Além disso, de onde tirastes que não podemos dirigir a Deus orações que não estejam nas Escrituras? É certo que tendes o segredo de fazê-las dizer o que quiserdes. Contudo, não é este o espírito da Igreja. Ela também sabe rezar e celebrar seus mistérios. Em muitas ocasiões, escolhe os livros santos para interpretar seus sentimentos. Ela tem o direito, que não é vosso, de consagrar e sacralizar os seus usos. Mas freqüentemente tira de seu próprio tesouro, e suas palavras ecoam no fundo do coração de seus filhos. Estamos sempre de Escritura em punho: não recusamos os preciosos desdobramentos que a Esposa do Espírito Santo oferece nos momentos de inspiração.

Encerremos estas reflexões com uma palavra sobre a melodia dos novos ofícios. Novas palavras exigiam novos cantos. Mas era uma tarefa imensa compô-los. O espírito sectário não recuou diante de tal empreendimento, e pôs mão à obra, dando nascimento à uma multidão de passagens, de obras-primas do enfado, da nulidade e do mau gosto.

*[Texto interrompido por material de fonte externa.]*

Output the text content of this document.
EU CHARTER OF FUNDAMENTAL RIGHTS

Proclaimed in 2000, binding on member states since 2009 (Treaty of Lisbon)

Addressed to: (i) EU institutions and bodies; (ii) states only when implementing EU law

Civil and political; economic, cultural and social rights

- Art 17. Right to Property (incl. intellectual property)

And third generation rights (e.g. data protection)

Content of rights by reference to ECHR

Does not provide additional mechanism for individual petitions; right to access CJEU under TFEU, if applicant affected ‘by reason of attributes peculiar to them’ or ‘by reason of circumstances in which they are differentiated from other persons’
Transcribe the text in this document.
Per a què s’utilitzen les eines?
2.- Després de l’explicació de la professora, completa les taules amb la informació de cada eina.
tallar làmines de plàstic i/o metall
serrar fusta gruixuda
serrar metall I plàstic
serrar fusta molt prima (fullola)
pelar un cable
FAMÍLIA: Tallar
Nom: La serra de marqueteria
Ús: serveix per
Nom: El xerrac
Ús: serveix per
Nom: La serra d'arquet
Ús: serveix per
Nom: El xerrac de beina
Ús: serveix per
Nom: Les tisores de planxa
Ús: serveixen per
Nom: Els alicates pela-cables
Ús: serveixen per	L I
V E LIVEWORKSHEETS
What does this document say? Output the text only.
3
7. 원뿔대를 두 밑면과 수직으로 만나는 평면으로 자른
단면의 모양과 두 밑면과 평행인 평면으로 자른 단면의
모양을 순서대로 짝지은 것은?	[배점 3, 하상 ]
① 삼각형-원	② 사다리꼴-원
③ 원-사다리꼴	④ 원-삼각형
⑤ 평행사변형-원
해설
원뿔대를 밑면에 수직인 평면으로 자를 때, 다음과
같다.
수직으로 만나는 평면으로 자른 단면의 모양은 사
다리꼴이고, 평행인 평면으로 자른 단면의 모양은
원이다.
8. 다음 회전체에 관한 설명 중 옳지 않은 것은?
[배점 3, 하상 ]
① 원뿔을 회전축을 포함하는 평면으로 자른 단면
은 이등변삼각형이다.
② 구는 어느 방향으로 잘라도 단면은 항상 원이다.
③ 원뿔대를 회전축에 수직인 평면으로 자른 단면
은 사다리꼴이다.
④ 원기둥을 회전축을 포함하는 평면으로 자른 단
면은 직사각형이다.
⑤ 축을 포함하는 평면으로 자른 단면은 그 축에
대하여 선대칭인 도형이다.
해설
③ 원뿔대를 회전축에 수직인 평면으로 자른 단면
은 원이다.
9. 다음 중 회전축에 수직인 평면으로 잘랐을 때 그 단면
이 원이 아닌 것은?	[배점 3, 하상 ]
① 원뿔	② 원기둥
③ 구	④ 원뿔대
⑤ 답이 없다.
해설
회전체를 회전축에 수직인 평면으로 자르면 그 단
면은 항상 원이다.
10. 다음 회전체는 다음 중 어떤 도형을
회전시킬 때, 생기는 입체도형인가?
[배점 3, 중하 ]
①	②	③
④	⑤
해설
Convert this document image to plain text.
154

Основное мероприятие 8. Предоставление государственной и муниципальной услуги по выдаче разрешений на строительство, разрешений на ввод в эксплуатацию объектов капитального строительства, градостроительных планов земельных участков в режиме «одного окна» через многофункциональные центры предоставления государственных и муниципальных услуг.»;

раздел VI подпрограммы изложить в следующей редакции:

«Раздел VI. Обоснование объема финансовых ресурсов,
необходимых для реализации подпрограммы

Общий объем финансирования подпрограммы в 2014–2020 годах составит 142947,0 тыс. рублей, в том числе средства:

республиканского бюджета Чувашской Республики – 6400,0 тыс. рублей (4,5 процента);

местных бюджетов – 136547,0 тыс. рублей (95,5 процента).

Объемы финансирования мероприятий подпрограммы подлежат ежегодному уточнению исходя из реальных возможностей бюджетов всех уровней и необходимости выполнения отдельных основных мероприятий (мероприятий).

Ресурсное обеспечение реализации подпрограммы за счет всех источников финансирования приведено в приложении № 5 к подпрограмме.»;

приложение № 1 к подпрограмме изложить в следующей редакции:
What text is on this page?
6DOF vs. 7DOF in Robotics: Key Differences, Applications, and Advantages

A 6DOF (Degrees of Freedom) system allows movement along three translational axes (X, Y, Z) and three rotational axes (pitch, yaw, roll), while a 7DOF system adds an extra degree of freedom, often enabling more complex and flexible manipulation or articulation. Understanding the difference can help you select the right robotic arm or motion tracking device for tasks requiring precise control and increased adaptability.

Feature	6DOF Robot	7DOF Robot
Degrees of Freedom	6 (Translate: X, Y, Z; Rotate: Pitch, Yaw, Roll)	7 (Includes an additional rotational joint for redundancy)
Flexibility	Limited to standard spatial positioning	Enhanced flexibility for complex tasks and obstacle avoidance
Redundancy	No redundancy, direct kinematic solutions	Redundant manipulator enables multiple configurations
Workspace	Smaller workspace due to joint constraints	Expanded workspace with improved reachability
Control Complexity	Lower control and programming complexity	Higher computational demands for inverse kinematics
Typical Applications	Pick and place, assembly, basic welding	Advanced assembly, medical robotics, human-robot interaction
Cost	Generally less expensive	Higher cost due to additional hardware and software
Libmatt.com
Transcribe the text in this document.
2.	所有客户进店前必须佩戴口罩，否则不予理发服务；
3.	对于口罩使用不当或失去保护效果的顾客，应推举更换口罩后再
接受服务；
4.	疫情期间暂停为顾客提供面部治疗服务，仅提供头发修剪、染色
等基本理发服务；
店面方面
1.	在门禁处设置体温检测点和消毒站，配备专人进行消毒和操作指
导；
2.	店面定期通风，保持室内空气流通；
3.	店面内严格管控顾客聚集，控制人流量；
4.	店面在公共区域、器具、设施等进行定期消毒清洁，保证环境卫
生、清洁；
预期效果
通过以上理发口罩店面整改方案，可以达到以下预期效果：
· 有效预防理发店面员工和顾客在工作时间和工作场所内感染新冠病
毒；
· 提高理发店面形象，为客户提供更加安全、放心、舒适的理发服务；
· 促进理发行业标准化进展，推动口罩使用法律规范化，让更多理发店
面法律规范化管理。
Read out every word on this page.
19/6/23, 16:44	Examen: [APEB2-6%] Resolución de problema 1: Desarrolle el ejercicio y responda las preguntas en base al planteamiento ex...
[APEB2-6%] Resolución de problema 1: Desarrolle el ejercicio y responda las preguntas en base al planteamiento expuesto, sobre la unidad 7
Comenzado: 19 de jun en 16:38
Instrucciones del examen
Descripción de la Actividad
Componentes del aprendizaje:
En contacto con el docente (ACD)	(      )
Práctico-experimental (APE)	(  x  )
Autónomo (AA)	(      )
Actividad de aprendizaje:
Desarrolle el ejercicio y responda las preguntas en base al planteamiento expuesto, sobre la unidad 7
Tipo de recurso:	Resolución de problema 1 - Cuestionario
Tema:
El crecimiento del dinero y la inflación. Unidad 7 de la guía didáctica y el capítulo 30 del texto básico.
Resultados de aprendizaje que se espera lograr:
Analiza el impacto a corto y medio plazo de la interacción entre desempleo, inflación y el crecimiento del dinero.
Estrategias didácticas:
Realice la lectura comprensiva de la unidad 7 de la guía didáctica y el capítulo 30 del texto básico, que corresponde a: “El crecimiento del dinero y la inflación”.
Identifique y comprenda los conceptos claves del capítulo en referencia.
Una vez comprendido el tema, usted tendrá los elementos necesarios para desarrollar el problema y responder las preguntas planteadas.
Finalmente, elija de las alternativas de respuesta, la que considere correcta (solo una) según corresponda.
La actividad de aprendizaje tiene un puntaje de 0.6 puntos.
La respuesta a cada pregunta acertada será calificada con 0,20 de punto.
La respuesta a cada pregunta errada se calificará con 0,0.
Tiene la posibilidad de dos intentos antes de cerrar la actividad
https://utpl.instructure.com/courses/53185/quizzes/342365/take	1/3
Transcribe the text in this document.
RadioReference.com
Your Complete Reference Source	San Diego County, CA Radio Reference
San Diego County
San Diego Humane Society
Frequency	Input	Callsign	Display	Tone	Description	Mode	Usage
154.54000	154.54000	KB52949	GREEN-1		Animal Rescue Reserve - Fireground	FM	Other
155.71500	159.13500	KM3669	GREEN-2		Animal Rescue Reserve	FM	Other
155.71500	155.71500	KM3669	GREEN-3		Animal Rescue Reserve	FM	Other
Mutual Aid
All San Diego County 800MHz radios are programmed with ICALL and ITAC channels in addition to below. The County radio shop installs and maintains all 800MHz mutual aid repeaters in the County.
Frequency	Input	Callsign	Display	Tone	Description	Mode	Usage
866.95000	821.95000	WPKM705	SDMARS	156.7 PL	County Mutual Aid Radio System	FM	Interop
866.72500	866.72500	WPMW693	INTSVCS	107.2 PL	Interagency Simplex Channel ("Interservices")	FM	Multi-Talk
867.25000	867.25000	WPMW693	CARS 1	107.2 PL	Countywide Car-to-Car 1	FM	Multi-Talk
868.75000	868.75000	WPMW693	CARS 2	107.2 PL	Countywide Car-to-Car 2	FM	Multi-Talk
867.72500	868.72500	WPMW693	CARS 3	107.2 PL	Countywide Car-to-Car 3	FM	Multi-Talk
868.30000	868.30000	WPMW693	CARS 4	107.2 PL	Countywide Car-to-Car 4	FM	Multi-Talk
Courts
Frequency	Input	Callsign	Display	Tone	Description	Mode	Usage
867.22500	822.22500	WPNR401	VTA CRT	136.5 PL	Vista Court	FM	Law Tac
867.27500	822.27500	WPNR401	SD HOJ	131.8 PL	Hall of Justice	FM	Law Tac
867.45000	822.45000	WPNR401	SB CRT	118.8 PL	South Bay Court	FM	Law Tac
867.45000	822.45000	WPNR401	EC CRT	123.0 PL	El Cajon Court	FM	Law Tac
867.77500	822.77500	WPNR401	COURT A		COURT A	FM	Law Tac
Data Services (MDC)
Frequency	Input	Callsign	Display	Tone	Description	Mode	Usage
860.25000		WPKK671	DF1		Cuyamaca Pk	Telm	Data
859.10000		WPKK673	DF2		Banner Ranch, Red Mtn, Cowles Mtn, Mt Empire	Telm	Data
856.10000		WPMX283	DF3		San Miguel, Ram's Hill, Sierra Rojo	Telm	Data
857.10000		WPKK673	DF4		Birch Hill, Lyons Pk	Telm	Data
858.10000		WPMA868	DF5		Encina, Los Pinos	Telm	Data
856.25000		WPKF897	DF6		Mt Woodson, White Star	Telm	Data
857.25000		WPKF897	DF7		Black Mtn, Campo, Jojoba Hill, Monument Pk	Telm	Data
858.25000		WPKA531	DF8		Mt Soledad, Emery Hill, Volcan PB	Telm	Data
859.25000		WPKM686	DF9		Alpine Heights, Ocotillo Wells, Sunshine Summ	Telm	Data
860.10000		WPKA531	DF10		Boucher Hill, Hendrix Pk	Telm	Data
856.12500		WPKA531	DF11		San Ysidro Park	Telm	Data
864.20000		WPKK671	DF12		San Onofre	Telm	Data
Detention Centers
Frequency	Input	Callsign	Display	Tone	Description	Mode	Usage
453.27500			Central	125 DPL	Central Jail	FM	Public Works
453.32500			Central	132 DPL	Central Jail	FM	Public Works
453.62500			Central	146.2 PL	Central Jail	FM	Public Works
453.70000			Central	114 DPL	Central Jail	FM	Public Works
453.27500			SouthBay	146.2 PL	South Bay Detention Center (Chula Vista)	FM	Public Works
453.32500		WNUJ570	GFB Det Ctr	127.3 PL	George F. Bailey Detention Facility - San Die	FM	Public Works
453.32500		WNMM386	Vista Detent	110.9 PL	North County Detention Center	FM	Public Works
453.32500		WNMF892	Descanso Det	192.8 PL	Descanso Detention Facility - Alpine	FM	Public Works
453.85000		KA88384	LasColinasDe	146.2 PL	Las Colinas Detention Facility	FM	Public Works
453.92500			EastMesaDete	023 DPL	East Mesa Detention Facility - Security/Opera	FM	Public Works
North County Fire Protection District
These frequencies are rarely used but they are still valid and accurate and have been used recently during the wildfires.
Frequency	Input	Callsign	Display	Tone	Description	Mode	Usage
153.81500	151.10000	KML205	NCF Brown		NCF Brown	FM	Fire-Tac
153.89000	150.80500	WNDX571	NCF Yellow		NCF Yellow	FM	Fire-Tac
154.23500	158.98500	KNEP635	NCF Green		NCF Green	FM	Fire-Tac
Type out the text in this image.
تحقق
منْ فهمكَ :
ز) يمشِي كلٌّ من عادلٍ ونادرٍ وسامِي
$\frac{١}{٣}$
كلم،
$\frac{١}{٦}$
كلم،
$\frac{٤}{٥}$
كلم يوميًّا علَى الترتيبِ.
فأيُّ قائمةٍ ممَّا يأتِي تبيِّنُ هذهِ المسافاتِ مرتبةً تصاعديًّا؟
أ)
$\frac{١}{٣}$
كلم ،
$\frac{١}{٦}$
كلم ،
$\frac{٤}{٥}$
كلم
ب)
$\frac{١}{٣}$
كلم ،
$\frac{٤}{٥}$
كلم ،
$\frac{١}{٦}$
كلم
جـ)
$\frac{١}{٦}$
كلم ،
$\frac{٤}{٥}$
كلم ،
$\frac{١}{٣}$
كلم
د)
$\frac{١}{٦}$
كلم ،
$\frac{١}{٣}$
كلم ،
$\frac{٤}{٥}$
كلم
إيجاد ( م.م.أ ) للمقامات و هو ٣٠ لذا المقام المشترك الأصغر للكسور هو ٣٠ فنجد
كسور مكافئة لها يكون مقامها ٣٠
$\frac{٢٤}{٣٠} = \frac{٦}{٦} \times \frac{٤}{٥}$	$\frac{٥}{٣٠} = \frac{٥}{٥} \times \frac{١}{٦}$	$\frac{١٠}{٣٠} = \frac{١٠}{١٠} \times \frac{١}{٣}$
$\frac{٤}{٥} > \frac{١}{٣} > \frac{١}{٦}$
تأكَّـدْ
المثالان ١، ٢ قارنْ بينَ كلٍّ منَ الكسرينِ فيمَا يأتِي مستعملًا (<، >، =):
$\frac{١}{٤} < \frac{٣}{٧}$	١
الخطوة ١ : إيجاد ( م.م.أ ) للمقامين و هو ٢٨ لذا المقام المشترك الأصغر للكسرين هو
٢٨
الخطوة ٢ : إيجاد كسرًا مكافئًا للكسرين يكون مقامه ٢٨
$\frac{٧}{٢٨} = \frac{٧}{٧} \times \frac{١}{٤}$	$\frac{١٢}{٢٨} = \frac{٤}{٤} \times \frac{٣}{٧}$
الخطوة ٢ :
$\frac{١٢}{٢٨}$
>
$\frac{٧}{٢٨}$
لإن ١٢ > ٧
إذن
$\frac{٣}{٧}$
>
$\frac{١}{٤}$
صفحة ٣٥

Entre as dioceses mais desditosas, Paris está sem dúvida em primeiro lugar. Encarregaram o padre Labeuf, sábio compilador, de anotar o antifonário e o gradual de Paris. Depois de gastar dez anos a meter notas sob linhas, e linhas sob notas, apresentou ao clero da capital uma composição monstruosa, com passagens fatigantes para se executar e escutar. Quis Deus com isso demonstrar que há coisas que se não imitam, porque nunca devem mudar.